Parker Bros was at this point a very successful producer of board games, but seeing an opportunity they developed their first action figure. At one point they were going to call it COBOL after the programming language, but they ultimately settled on ROM. The big sales point of this plastic robot was that it had LED lights in the eyes. So convinced were Parker Bros executives that their toy would be a hit that they didn't even bother to give it articulated legs: ROM was effectively a metallic coloured statue with glowing eyes (red, because green LEDs cost too much).
To generate a backstory for the character, Parker Bros reached out to Marvel Comics - who published a tie-in comic book centred on ROM the Spaceknight who flies around the galaxy fighting Dire Wraiths. It was written by Bill Mantlo and illustrated by a range of artists staring with Sal Buscema. The toy was a commercial failure. The tie-in comic ran for 75 issues.
ROM Spaceknight #29 is dated April 1982. It was written by Bill Mantlo with art by Sal Buscema and Al Milgrom. Following the funeral of fellow Spaceknight Starshine, a grief-stricken ROM arrives in the American ghost town of Lucifer Falls. There he meets a family - the last left in the town - who are dying of radiation sickness. The cause, they tell him, is Dr Bruce Banner, who - as his alter-ego the Incredible Hulk - fought a recent battle with the Missing Link. Since they know Banner was irradiated with gamma radiation they assume he is the cause. ROM decides to explore the coal mine underneath the town in order to find the real reason.
This comic is a perfect example of what Marvel Comics is like. It guest stars the Missing Link, aka Lincoln, a Chinese mutant irradiated in an atomic bomb test and smuggled into the USA to kill Americans. His fight with the Hulk in Lucifer Falls happened in The Incredible Hulk #179, which might not seem too surprising. Comic books cross over like this all the time. The thing is - and this is typical of Marvel - The Incredible Hulk #179 was published in September 1974. ROM is picking up an eight year-old plot thread and acting like its audience is simply going to nod and think 'oh yes, I remember that'. So utterly Marvel.

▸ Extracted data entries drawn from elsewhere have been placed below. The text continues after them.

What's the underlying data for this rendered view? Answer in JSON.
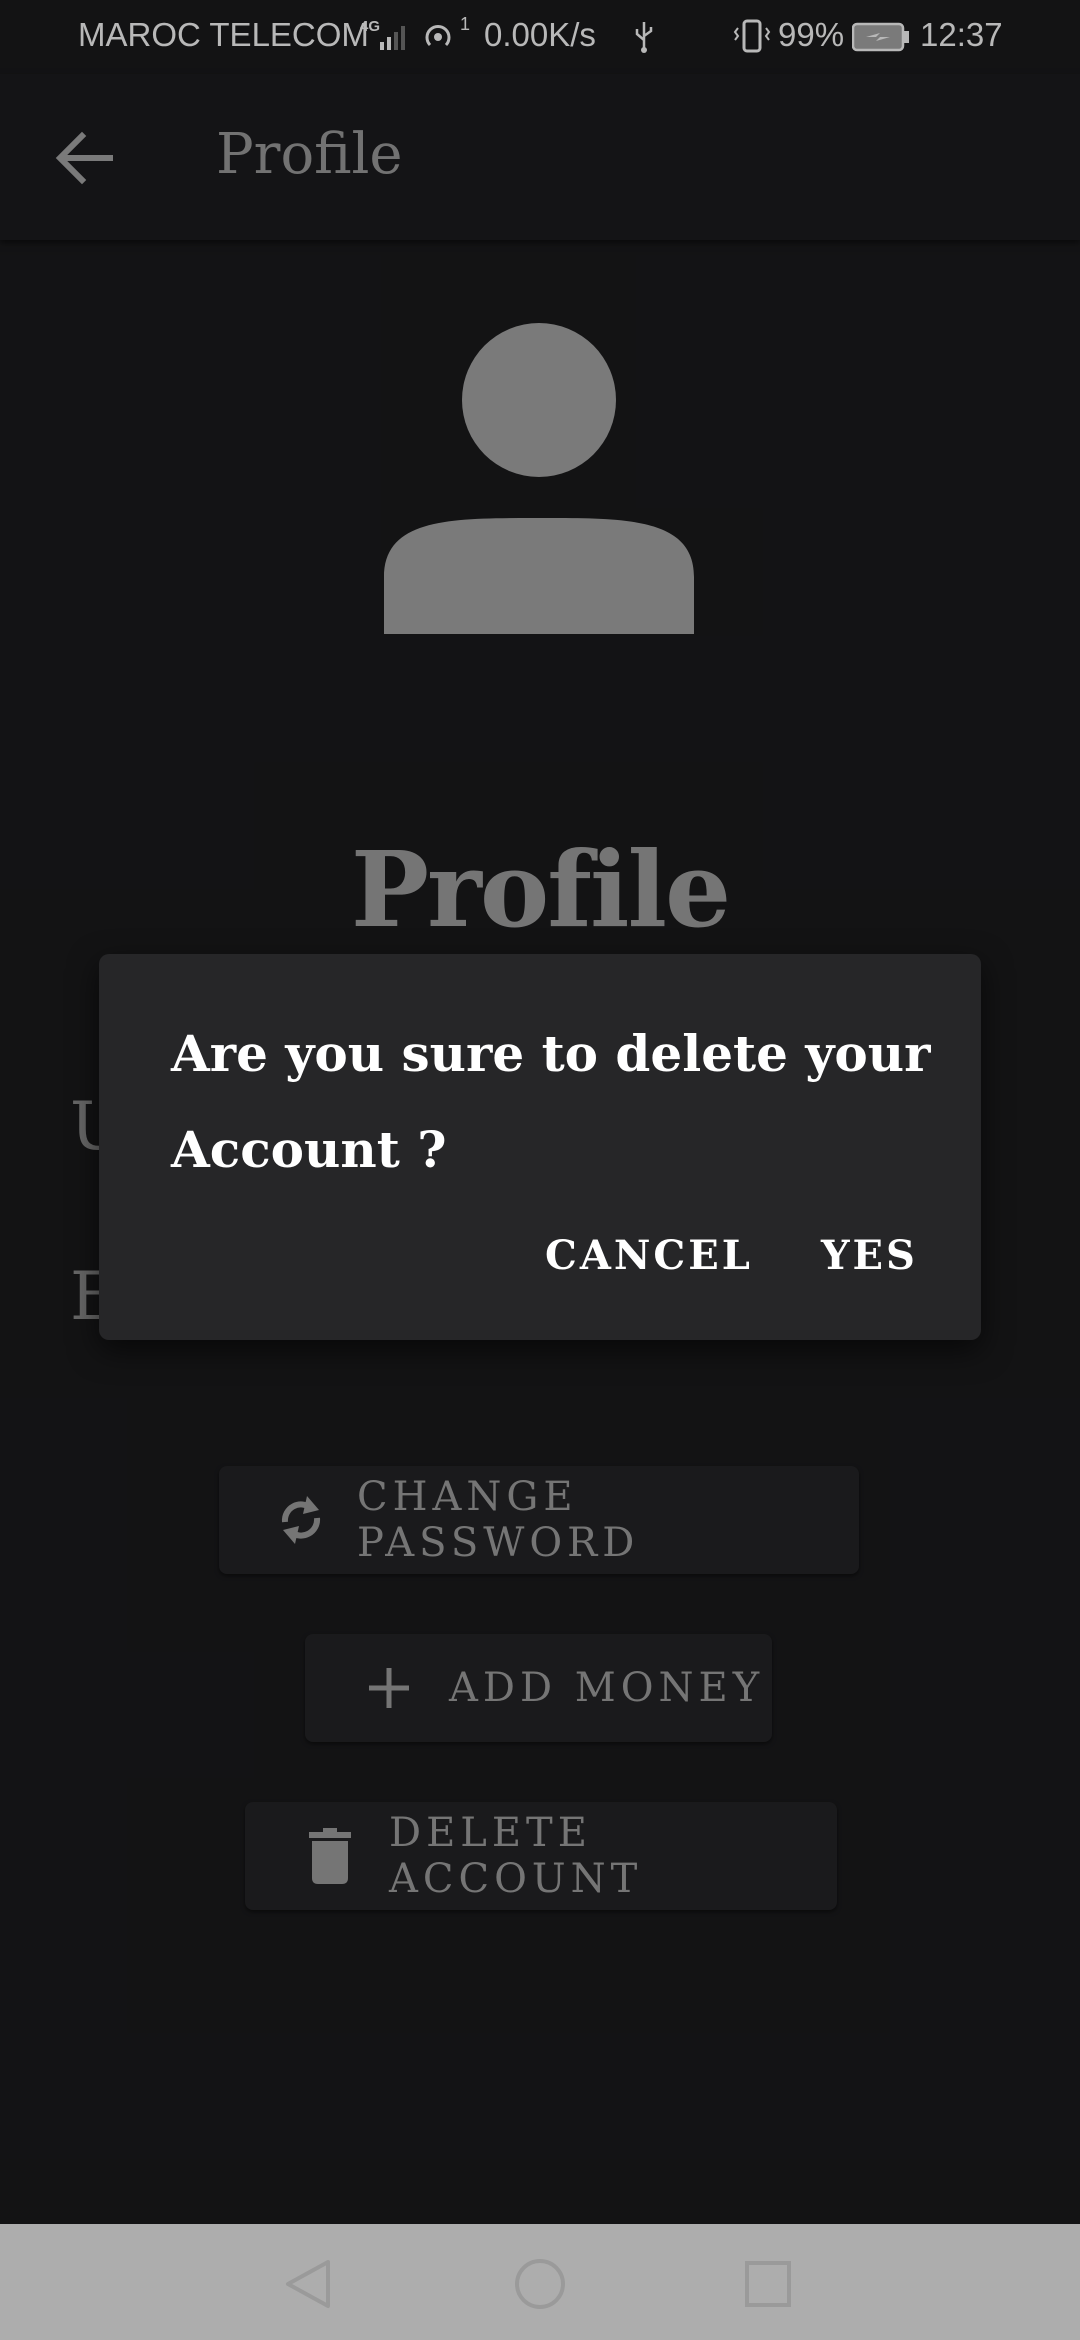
{
  "status_bar": {
    "carrier": "MAROC TELECOM",
    "network_type": "4G",
    "hotspot_badge": "1",
    "speed": "0.00K/s",
    "battery": "99%",
    "time": "12:37",
    "icons": [
      "signal-icon",
      "hotspot-icon",
      "usb-icon",
      "vibrate-icon",
      "battery-charging-icon"
    ]
  },
  "app_bar": {
    "title": "Profile",
    "back_icon": "arrow-left-icon"
  },
  "profile": {
    "avatar_icon": "person-icon",
    "heading": "Profile",
    "field_letters": [
      "U",
      "E"
    ]
  },
  "actions": [
    {
      "label": "CHANGE PASSWORD",
      "icon": "refresh-icon"
    },
    {
      "label": "ADD MONEY",
      "icon": "plus-icon"
    },
    {
      "label": "DELETE ACCOUNT",
      "icon": "trash-icon"
    }
  ],
  "dialog": {
    "message": "Are you sure to delete your Account ?",
    "cancel_label": "CANCEL",
    "confirm_label": "YES"
  },
  "nav_bar": {
    "icons": [
      "back-triangle-icon",
      "home-circle-icon",
      "recents-square-icon"
    ]
  },
  "colors": {
    "background": "#1b1b1d",
    "dialog": "#262628",
    "button": "#252527",
    "text_muted": "#a3a3a3",
    "nav_bar": "#adadad"
  }
}
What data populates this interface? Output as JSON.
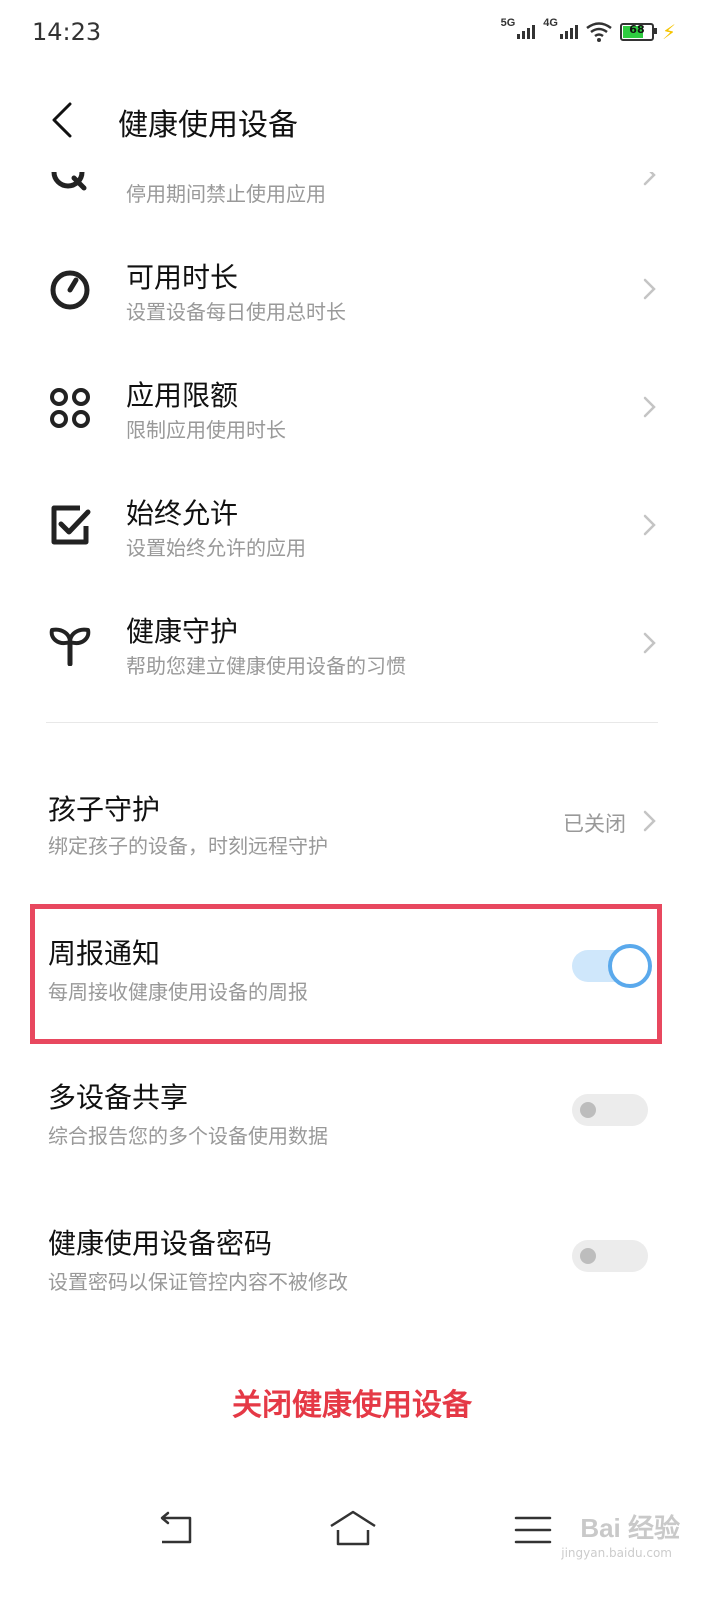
{
  "status_bar": {
    "time": "14:23",
    "network1": "5G",
    "network2": "4G",
    "battery": "68"
  },
  "header": {
    "title": "健康使用设备"
  },
  "feature_items": [
    {
      "title": "",
      "subtitle": "停用期间禁止使用应用",
      "icon": "downtime-icon"
    },
    {
      "title": "可用时长",
      "subtitle": "设置设备每日使用总时长",
      "icon": "gauge-icon"
    },
    {
      "title": "应用限额",
      "subtitle": "限制应用使用时长",
      "icon": "apps-grid-icon"
    },
    {
      "title": "始终允许",
      "subtitle": "设置始终允许的应用",
      "icon": "checkbox-icon"
    },
    {
      "title": "健康守护",
      "subtitle": "帮助您建立健康使用设备的习惯",
      "icon": "sprout-icon"
    }
  ],
  "settings": {
    "child_guard": {
      "title": "孩子守护",
      "subtitle": "绑定孩子的设备，时刻远程守护",
      "status": "已关闭"
    },
    "weekly_report": {
      "title": "周报通知",
      "subtitle": "每周接收健康使用设备的周报",
      "enabled": true
    },
    "multi_device": {
      "title": "多设备共享",
      "subtitle": "综合报告您的多个设备使用数据",
      "enabled": false
    },
    "password": {
      "title": "健康使用设备密码",
      "subtitle": "设置密码以保证管控内容不被修改",
      "enabled": false
    }
  },
  "close_button": "关闭健康使用设备",
  "watermark": {
    "brand": "Bai 经验",
    "url": "jingyan.baidu.com"
  },
  "colors": {
    "accent_red": "#e53946",
    "highlight_border": "#e8485f",
    "toggle_on": "#5aa9ec"
  }
}
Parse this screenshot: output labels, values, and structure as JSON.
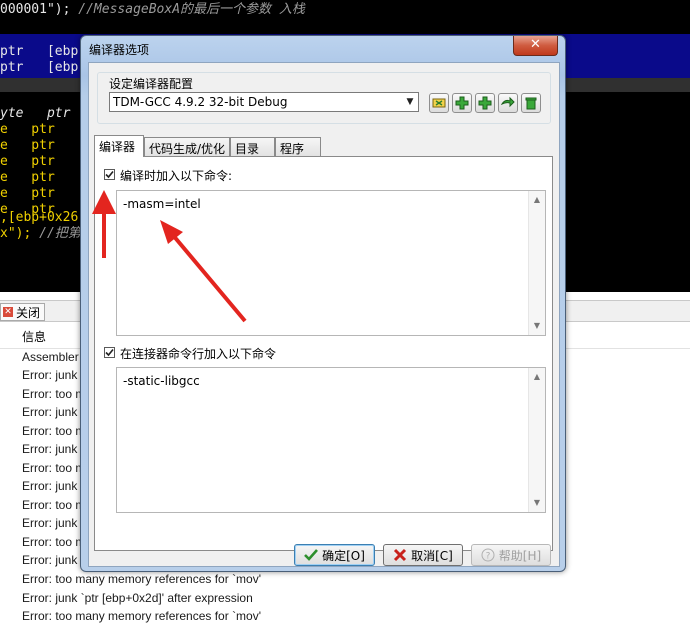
{
  "editor": {
    "line_top_code": "000001\");",
    "line_top_comment": "//MessageBoxA的最后一个参数 入栈",
    "sel_line1": "ptr   [ebp",
    "sel_line2": "ptr   [ebp",
    "yte_line": "yte   ptr",
    "ptr_lines": [
      "e   ptr",
      "e   ptr",
      "e   ptr",
      "e   ptr",
      "e   ptr",
      "e   ptr"
    ],
    "misc_line1": ",[ebp+0x26",
    "misc_line2_code": "x\");",
    "misc_line2_comment": "//把第"
  },
  "output_panel": {
    "close_tab_label": "关闭",
    "column_header": "信息",
    "rows": [
      "Assembler m",
      "Error: junk `",
      "Error: too m",
      "Error: junk `",
      "Error: too m",
      "Error: junk `",
      "Error: too m",
      "Error: junk `",
      "Error: too m",
      "Error: junk `",
      "Error: too m",
      "Error: junk `",
      "Error: too many memory references for `mov'",
      "Error: junk `ptr [ebp+0x2d]' after expression",
      "Error: too many memory references for `mov'"
    ]
  },
  "dialog": {
    "title": "编译器选项",
    "close_glyph": "✕",
    "config_group_label": "设定编译器配置",
    "config_selected": "TDM-GCC 4.9.2 32-bit Debug",
    "tabs": [
      "编译器",
      "代码生成/优化",
      "目录",
      "程序"
    ],
    "active_tab": 0,
    "compile_check_label": "编译时加入以下命令:",
    "compile_checked": true,
    "compile_commands": "-masm=intel",
    "linker_check_label": "在连接器命令行加入以下命令",
    "linker_checked": true,
    "linker_commands": "-static-libgcc",
    "buttons": {
      "ok": "确定[O]",
      "cancel": "取消[C]",
      "help": "帮助[H]"
    }
  },
  "colors": {
    "annotation_arrow": "#e3251f",
    "selection_band": "#0a0a8a",
    "code_yellow": "#f0d000"
  }
}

I have to admit I do like ROM an awful lot though. He's a typically Marvel superhero, internally conflicted and tortured over his cyborg nature and loss of humanity. This issue also has a wonderfully old-fashioned vibe to it: largely self-contained, despite the Hulk tie-in, constructed with a beginning, middle and end, and very easy to read. I do question the end, however (SPOILER!), in which ROM deliberately lies to the Brickford family and tells them the Hulk was to blame for them nearly dying - just so that they won't hate Link. No wonder the Hulk is so angry all the time - other superheroes keep acting like dicks behind his back.